Mais je ne pouvais fuir : j’attendais Philomène.
Je contemplai la libraire qui parlait à un client, qui ensachait les livres. Je la connaissais bien ; je pensais à son intransigeance littéraire, à sa passion des textes. Philomène arriva, je reconnus son impatience à la façon de ses pas sur les marches. J’entrai aussitôt en matière. Ici, environnée des livres de Gadenne, de Segalen, de Murakami, c’était une véritable torture de ne pouvoir lui asséner la vérité. Je m’entendais prononcer des mots, utiliser des périphrases, tourner autour du pot : je lui dis que dans son récit, il n’y avait aucune intrigue cohérente, une simple succession de faits juxtaposés, sans fondement ni consistance ; mais je pensais, cette histoire est complètement débile, inintéressante, j’avais sué sang et eau à dépasser la page trois. Je lui dis que les idées n’étaient pas assez fouillées ; en fait, elles étaient d’une prétention inconséquente, d’un anticonformisme de Prisunic, jusqu’au prénom des personnages, une vraie ineptie propre à déclancher des rires malsains. Je lui dis que le style était maladroit, peu assuré ; il était tissé de lieux communs, de pastiche de nouveau roman, une abomination.

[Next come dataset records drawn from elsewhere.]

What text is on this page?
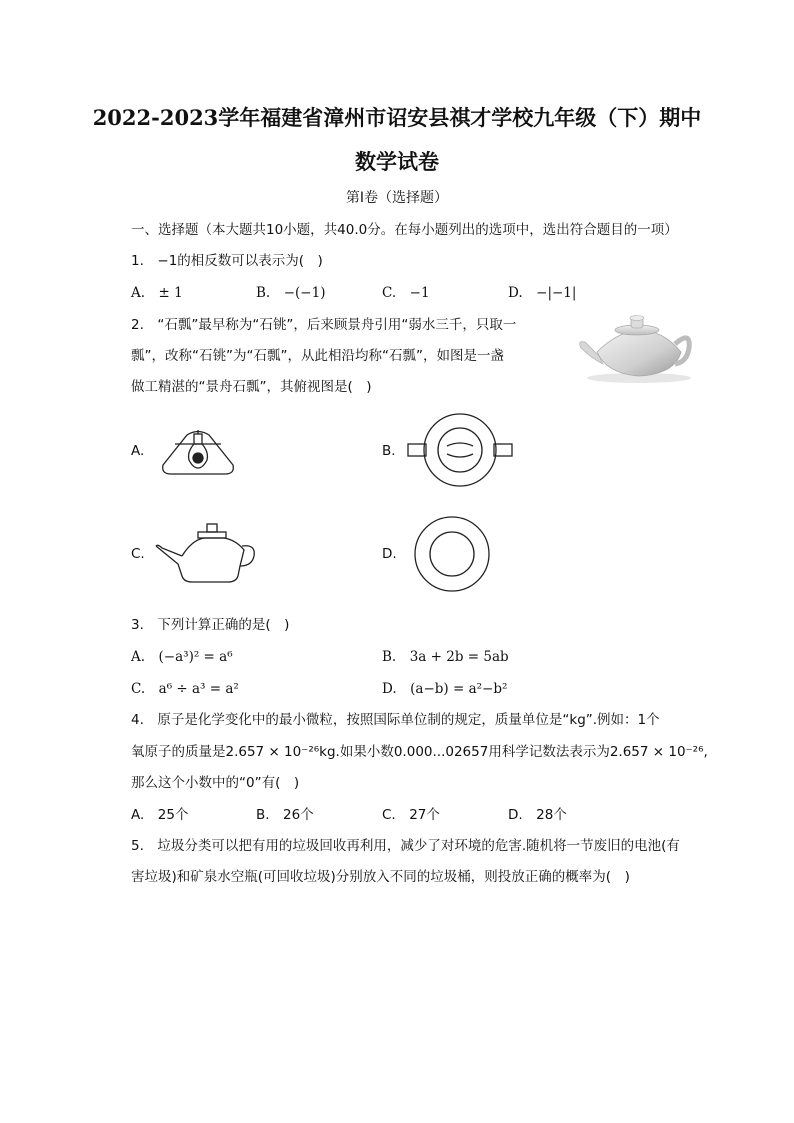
2022-2023学年福建省漳州市诏安县祺才学校九年级（下）期中
数学试卷
第I卷（选择题）
一、选择题（本大题共10小题，共40.0分。在每小题列出的选项中，选出符合题目的一项）
1.　−1的相反数可以表示为(　)
A.　± 1	B.　−(−1)	C.　−1	D.　−|−1|
2.　“石瓢”最早称为“石铫”，后来顾景舟引用“弱水三千，只取一
瓢”，改称“石铫”为“石瓢”，从此相沿均称“石瓢”，如图是一盏
做工精湛的“景舟石瓢”，其俯视图是(　)
A.	B.
C.	D.
3.　下列计算正确的是(　)
A.　(−a³)² = a⁶	B.　3a + 2b = 5ab
C.　a⁶ ÷ a³ = a²	D.　(a−b) = a²−b²
4.　原子是化学变化中的最小微粒，按照国际单位制的规定，质量单位是“kg”.例如：1个
氧原子的质量是2.657 × 10⁻²⁶kg.如果小数0.000...02657用科学记数法表示为2.657 × 10⁻²⁶,
那么这个小数中的“0”有(　)
A.　25个	B.　26个	C.　27个	D.　28个
5.　垃圾分类可以把有用的垃圾回收再利用，减少了对环境的危害.随机将一节废旧的电池(有
害垃圾)和矿泉水空瓶(可回收垃圾)分别放入不同的垃圾桶，则投放正确的概率为(　)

Je réalisais que j‘étais en train de commettre un délit d’opinion : autant de prétention, autant de nullité, de bêtises m’étaient insupportables. Cela dépassait le texte, il englobait son auteur, sa personnalité tout entière. Comment, comment…

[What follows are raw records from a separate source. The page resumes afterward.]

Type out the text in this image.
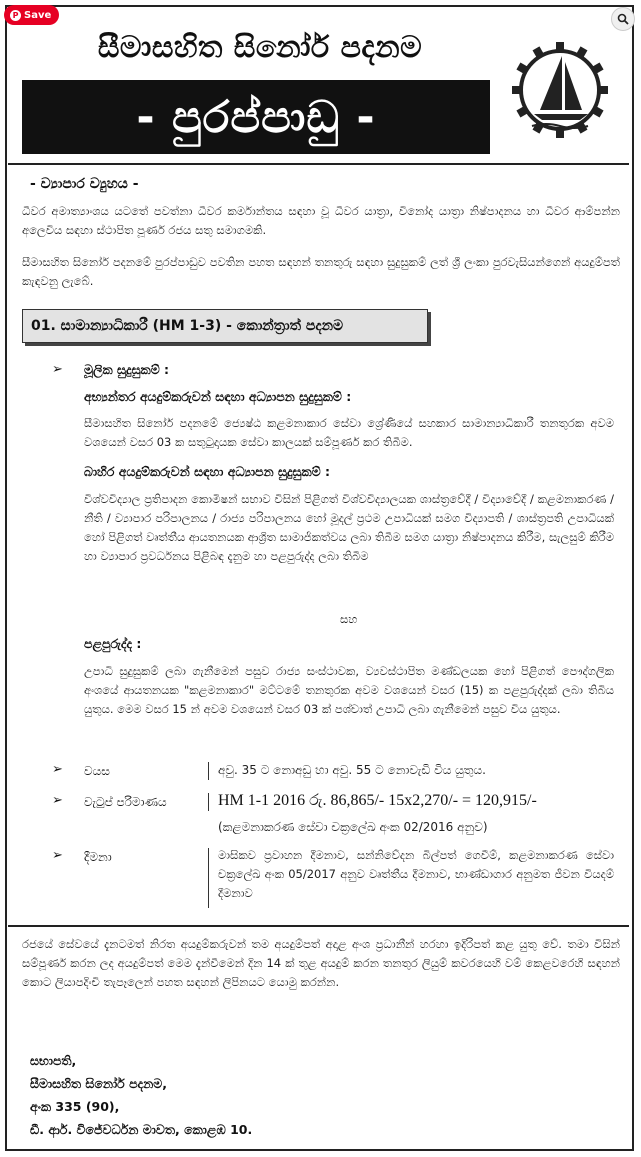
P Save
සීමාසහිත සිනෝර් පදනම
- පුරප්පාඩු -
- ව්‍යාපාර ව්‍යුහය -
ධීවර අමාත්‍යාංශය යටතේ පවත්නා ධීවර කර්මාන්තය සඳහා වූ ධීවර යාත්‍රා, විනෝද යාත්‍රා නිෂ්පාදනය හා ධීවර ආම්පන්න අලෙවිය සඳහා ස්ථාපිත පූර්ණ රජය සතු සමාගමකි.
සීමාසහිත සිනෝර් පදනමේ පුරප්පාඩුව පවතින පහත සඳහන් තනතුරු සඳහා සුදුසුකම් ලත් ශ්‍රී ලංකා පුරවැසියන්ගෙන් අයදුම්පත් කැඳවනු ලැබේ.
01. සාමාන්‍යාධිකාරී (HM 1-3) - කොන්ත්‍රාත් පදනම
➢ මූලික සුදුසුකම් :
අභ්‍යන්තර අයදුම්කරුවන් සඳහා අධ්‍යාපන සුදුසුකම් :
සීමාසහිත සිනෝර් පදනමේ ජ්‍යෙෂ්ඨ කළමනාකාර සේවා ශ්‍රේණියේ සහකාර සාමාන්‍යාධිකාරී තනතුරක අවම වශයෙන් වසර 03 ක සතුටුදායක සේවා කාලයක් සම්පූර්ණ කර තිබීම.
බාහිර අයදුම්කරුවන් සඳහා අධ්‍යාපන සුදුසුකම් :
විශ්වවිද්‍යාල ප්‍රතිපාදන කොමිෂන් සභාව විසින් පිළිගත් විශ්වවිද්‍යාලයක ශාස්ත්‍රවේදී / විද්‍යාවේදී / කළමනාකරණ / නීති / ව්‍යාපාර පරිපාලනය / රාජ්‍ය පරිපාලනය හෝ මූදල් ප්‍රථම උපාධියක් සමග විද්‍යාපති / ශාස්ත්‍රපති උපාධියක් හෝ පිළිගත් වෘත්තීය ආයතනයක ආශ්‍රිත සාමාජිකත්වය ලබා තිබීම සමග යාත්‍රා නිෂ්පාදනය කිරීම, සැලසුම් කිරීම හා ව්‍යාපාර ප්‍රවර්ධනය පිළිබඳ දැනුම හා පළපුරුද්ද ලබා තිබීම
සහ
පළපුරුද්ද :
උපාධි සුදුසුකම් ලබා ගැනීමෙන් පසුව රාජ්‍ය සංස්ථාවක, ව්‍යවස්ථාපිත මණ්ඩලයක හෝ පිළිගත් පෞද්ගලික අංශයේ ආයතනයක "කළමනාකාර" මට්ටමේ තනතුරක අවම වශයෙන් වසර (15) ක පළපුරුද්දක් ලබා තිබිය යුතුය. මෙම වසර 15 න් අවම වශයෙන් වසර 03 ක් පශ්චාත් උපාධි ලබා ගැනීමෙන් පසුව විය යුතුය.
➢ වයස	අවු. 35 ට නොඅඩු හා අවු. 55 ට නොවැඩි විය යුතුය.
➢ වැටුප් පරිමාණය	HM 1-1 2016 රු. 86,865/- 15x2,270/- = 120,915/-
(කළමනාකරණ සේවා චක්‍රලේඛ අංක 02/2016 අනුව)
➢ දීමනා	මාසිකව ප්‍රවාහන දීමනාව, සන්නිවේදන බිල්පත් ගෙවීම්, කළමනාකරණ සේවා චක්‍රලේඛ අංක 05/2017 අනුව වෘත්තීය දීමනාව, භාණ්ඩාගාර අනුමත ජීවන වියදම් දීමනාව
රජයේ සේවයේ දැනටමත් නිරත අයදුම්කරුවන් තම අයදුම්පත් අදාළ අංශ ප්‍රධානීන් හරහා ඉදිරිපත් කළ යුතු වේ. තමා විසින් සම්පූර්ණ කරන ලද අයදුම්පත් මෙම දැන්වීමෙන් දින 14 ක් තුළ අයදුම් කරන තනතුර ලියුම් කවරයෙහි වම් කෙළවරෙහි සඳහන් කොට ලියාපදිංචි තැපෑලෙන් පහත සඳහන් ලිපිනයට යොමු කරන්න.
සභාපති,
සීමාසහිත සිනෝර් පදනම,
අංක 335 (90),
ඩී. ආර්. විජේවර්ධන මාවත, කොළඹ 10.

Elle accusa le coup bravement. Dans les jours qui suivirent, elle tenta de se défendre, de me persuader du bien fondé de sa recherche. Je ne réussissais plus à être naturelle avec elle. Quelque chose s’était cassé. Sa légèreté m’était devenue insoutenable. Je fis tout pour l’éviter, ne plus la voir. Cependant, ce ne fut pas cette rupture qui m’affecta le plus : mais le fait de n’en pas souffrir. Elle m’était devenue totalement indifférente.